With Christmas just a few weeks away, Santa Claus is getting a head start traveling to the farthest reaches of the globe. And thanks to a special sleigh – namely a C-17 from the Alaska National Guard -- Santa is visiting children and families in rural Alaska.
Far off the coast of Alaska in the Bering Sea, the people of Saint Paul Island got a special delivery.
Santa and Mrs. Claus made an early Christmas visit with help from the Alaska National Guard as part of Operation Santa Claus.
On board the plane were dozens of elves ready to bring Christmas to the remote community.
They brought hundreds of presents, all the fixings for a Christmas feast and sweet treats.
It’s a day everyone in St. Paul has waited for -- especially the kids.
“Ever since he heard about it, beginning of the week you know, is it time yet? Is it time?” Mac Mandregan Sr., a St. Paul Island resident, said.
The anxious children didn't have to wait long for Santa to arrive.

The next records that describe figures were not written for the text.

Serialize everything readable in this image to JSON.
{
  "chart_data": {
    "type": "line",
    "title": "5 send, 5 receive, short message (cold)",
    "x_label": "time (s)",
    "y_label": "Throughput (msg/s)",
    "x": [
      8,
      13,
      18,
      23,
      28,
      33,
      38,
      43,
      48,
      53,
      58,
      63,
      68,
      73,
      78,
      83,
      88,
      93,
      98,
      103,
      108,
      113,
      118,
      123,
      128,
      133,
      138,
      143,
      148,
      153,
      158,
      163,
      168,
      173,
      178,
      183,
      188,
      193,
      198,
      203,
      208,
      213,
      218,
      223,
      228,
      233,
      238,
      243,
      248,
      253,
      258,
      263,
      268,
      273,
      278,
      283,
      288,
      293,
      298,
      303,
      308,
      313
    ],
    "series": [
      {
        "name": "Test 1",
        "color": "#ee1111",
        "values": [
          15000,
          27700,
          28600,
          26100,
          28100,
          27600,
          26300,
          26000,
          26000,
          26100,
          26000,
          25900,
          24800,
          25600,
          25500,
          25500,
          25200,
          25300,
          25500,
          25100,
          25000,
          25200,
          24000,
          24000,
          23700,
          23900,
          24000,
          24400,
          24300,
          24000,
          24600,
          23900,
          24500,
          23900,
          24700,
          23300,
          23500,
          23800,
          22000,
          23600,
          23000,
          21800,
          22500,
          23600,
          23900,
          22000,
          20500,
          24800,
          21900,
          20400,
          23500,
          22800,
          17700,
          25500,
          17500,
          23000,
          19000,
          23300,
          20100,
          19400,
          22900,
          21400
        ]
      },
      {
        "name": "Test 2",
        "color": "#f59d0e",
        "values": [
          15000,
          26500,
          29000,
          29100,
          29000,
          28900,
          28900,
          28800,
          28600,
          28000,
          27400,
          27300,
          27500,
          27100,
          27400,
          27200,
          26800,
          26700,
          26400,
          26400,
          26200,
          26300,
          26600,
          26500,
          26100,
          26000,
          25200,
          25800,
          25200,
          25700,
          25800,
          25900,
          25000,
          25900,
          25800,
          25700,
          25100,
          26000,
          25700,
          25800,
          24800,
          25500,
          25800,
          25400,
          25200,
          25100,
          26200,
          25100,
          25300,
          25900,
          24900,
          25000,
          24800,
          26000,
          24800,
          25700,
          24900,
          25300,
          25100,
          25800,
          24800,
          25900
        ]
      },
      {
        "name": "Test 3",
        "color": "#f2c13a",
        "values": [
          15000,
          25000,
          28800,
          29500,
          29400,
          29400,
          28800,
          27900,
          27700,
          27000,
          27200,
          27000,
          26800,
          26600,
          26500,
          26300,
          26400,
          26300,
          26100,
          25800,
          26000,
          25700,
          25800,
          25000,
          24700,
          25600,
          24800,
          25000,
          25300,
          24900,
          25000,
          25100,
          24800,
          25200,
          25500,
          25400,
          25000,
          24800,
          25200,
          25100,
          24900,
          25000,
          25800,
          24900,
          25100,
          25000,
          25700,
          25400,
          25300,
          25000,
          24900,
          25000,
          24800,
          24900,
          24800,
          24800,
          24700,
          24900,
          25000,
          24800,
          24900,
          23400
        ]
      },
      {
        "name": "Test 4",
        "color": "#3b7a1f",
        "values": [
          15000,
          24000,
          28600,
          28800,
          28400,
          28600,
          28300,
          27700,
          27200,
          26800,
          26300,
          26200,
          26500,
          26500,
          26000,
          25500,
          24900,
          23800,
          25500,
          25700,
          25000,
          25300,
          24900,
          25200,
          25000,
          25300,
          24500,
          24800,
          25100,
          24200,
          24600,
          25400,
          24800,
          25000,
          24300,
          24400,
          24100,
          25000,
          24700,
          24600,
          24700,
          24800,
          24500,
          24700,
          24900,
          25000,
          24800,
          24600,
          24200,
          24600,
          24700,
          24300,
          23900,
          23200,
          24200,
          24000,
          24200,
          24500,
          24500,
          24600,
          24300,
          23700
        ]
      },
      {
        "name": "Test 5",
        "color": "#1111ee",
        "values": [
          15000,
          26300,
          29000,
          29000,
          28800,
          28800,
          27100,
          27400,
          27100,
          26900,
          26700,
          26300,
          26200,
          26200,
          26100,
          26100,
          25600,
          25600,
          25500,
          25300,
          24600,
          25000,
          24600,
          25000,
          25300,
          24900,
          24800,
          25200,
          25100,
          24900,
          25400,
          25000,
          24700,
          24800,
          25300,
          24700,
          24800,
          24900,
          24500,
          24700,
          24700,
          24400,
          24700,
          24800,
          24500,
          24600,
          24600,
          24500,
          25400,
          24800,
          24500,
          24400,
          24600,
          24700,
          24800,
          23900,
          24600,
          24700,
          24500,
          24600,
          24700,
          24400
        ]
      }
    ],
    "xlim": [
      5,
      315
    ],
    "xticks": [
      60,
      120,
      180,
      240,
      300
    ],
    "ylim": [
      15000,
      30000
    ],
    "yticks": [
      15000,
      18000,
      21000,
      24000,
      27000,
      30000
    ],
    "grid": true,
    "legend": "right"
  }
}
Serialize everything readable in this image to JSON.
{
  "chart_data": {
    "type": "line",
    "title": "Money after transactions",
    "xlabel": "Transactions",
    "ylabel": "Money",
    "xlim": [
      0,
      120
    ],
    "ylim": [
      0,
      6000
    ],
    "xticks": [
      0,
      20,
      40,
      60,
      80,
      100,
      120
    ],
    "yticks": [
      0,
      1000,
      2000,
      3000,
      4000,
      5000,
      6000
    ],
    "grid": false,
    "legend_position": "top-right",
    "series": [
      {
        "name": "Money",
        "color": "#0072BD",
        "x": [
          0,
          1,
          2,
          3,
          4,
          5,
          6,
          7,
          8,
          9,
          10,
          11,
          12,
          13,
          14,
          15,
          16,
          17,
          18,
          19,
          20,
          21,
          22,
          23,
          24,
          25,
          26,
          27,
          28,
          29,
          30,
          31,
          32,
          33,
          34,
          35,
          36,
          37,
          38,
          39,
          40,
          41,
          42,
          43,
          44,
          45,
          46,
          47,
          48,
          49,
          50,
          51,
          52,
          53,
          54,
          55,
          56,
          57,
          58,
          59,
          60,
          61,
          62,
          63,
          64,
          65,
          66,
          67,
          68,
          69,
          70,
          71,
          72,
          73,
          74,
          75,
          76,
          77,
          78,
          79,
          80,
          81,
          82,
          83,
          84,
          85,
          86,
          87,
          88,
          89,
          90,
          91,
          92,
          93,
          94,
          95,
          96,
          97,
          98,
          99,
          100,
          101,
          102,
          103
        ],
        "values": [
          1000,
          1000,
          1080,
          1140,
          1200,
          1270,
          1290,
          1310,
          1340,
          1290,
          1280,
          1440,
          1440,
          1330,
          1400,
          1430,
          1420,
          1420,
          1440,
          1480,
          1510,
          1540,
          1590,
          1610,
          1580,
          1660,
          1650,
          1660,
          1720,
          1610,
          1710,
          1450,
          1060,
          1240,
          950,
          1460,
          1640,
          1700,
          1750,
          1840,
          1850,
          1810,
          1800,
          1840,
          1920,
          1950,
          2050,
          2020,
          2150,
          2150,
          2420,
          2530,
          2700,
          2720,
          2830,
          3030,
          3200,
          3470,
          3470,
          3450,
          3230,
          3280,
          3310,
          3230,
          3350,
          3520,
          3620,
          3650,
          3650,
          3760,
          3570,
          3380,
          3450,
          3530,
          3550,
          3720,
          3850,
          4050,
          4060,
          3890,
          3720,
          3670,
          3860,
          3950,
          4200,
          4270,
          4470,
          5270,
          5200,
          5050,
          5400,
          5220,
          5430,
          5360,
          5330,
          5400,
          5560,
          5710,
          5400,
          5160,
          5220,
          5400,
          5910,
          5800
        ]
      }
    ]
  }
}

The Christmas spirit quickly spread throughout the room and everyone wanted to see the magic for themselves.
“They don't get to go to the mall and sit on Santa's lap, so we get to bring that -- Santa and Mrs. Claus to them and provide some really great Christmas memories,” said Shannon Dehas, the organizer of Operation Santa Claus.
Most of the children were excited.
One girl asked Santa for an iPad.
“An iPad?! I got a lot of calls for those, you know,” Santa said. “I got a long list for iPads. I want one, too. Well, I will put your name on my list.”
Some children weren’t so excited, but everyone told us they are grateful.
“It was pretty good, we got a chance to just come all together and celebrate. It's a great thing for our community,” said 13-year-old Taylor Kauffman.
“I'm just happy. The kids are happy running around, it’s just a great, great day. Even the weather cooperated,” said Jason Bourdukofsky, the president of the village corporation.
Volunteers from around Alaska, including the Salvation Army, help contribute to continue the tradition, which has been going on for 54 years.
The effort began before Alaska even became a state, when a flood devastated the economy of Saint Mary's near the Bering Sea, and the National Guard used a cargo plane to save Christmas for 200 kids.